Io e le mie amiche cazzeggiando diciamo che Osama sta bello abbronzato a Miami... in un villone pagato e protetto dal governo americano.


----------



## Old cornofrancese (3 Febbraio 2009)

riguardo all'11/9 credo che ci sia qualcosa di marcio sotto, ma tutti i complotti che ci sono dietro...  

	
	
		
		
	


	




 date un'occhiata a http://undicisettembre.blogspot.com/ il blog curato da paolo attivissimo, un 'giornalista' esperto in antibufale http://www.attivissimo.net/


----------



## Nobody (3 Febbraio 2009)

Lettrice ha detto:


> Io e le mie amiche cazzeggiando diciamo che Osama sta bello abbronzato a Miami... in un villone pagato e protetto dal governo americano.

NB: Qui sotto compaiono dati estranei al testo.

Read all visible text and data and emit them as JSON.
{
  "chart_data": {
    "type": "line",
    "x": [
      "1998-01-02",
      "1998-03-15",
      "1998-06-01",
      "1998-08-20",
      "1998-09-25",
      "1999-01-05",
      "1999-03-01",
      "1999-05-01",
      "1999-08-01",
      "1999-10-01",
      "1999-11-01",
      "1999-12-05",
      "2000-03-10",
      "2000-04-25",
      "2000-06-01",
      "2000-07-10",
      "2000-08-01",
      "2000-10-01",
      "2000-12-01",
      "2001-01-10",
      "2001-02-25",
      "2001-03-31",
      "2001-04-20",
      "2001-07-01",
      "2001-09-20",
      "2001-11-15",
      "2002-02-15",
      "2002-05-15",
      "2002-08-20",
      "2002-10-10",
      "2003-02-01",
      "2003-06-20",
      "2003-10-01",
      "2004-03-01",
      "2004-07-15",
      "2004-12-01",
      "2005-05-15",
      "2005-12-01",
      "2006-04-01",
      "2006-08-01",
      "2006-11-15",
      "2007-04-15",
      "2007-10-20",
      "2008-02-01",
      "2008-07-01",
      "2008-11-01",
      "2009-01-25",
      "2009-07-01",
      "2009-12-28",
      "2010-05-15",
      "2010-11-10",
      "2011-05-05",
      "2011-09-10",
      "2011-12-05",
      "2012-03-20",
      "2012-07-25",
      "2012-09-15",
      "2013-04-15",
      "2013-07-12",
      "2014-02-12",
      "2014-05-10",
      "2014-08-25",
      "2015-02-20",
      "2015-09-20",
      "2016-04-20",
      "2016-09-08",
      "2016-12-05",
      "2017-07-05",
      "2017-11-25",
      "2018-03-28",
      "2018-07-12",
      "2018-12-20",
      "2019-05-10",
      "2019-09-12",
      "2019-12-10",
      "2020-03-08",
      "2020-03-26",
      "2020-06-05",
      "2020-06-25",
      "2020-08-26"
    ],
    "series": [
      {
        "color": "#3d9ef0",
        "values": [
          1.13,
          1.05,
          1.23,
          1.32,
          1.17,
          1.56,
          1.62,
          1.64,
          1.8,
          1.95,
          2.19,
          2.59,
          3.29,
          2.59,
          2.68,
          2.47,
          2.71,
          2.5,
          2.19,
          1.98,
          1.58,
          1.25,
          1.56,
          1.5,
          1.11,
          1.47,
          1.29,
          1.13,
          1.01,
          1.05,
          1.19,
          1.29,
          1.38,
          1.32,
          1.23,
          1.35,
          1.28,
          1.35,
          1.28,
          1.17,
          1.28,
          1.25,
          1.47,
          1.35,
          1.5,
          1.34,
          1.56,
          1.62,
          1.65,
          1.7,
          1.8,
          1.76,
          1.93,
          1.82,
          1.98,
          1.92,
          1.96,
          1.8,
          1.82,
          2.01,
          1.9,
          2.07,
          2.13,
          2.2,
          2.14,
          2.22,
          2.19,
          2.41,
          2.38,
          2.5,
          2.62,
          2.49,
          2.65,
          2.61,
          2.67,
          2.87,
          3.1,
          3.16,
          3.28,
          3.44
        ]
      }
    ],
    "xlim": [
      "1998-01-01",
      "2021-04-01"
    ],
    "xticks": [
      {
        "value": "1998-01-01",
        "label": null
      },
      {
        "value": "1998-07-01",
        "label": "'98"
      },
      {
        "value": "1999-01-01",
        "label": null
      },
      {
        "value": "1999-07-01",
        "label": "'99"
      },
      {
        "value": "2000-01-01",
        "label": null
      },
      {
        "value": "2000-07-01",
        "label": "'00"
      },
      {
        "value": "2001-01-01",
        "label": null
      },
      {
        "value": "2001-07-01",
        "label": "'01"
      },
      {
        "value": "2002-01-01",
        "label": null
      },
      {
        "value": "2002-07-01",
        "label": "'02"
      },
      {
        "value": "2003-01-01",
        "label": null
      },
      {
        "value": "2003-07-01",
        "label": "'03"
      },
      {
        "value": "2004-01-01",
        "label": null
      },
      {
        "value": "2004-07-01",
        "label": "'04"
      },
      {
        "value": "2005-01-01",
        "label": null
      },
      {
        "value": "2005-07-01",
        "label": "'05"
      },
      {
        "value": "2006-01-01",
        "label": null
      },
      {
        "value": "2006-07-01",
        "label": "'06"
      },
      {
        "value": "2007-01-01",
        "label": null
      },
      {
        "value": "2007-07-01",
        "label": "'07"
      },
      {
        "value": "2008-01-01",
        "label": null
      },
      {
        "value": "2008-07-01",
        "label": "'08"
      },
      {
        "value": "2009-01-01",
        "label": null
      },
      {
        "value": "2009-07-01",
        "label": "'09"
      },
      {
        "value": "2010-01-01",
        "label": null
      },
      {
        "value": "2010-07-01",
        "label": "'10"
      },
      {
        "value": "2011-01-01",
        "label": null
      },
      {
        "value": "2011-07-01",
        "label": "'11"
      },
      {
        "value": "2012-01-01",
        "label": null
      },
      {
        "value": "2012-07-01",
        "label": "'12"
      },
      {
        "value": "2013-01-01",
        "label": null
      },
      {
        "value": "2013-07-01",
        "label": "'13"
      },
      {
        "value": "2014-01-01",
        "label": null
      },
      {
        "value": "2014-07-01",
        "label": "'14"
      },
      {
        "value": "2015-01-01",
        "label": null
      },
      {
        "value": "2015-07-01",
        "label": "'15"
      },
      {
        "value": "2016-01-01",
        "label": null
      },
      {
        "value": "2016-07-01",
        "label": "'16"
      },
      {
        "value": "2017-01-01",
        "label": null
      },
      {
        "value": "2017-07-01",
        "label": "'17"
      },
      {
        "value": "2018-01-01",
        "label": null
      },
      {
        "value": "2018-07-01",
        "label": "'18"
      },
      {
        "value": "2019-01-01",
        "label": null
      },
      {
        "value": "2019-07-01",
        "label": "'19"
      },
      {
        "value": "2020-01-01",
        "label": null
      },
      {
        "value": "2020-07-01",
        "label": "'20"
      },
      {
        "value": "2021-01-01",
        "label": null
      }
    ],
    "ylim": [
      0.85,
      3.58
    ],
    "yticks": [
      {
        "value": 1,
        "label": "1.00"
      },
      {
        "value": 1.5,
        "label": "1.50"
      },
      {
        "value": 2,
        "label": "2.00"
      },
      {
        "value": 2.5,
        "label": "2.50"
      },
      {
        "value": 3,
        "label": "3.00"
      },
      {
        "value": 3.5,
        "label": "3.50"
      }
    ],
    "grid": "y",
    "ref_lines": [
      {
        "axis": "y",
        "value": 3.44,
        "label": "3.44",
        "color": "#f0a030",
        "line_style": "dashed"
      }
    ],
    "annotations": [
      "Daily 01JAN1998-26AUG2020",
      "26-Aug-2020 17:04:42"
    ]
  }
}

 Osama è l'archetipo del Male, per gli americani. Dovrà sempre rimaner libero, pericoloso e fuggiasco. 
Ovviamente, se davvero esiste, una delle sue possibili residenze è quella del vostro cazzeggio. Era pur sempre uno dei playboy più fighi del mediterraneo, da giovincello


----------



## Old cornofrancese (3 Febbraio 2009)

Lettrice ha detto:


> Io e le mie amiche cazzeggiando diciamo che *Osama* sta bello abbronzato a Miami... in un villone pagato e protetto dal governo americano.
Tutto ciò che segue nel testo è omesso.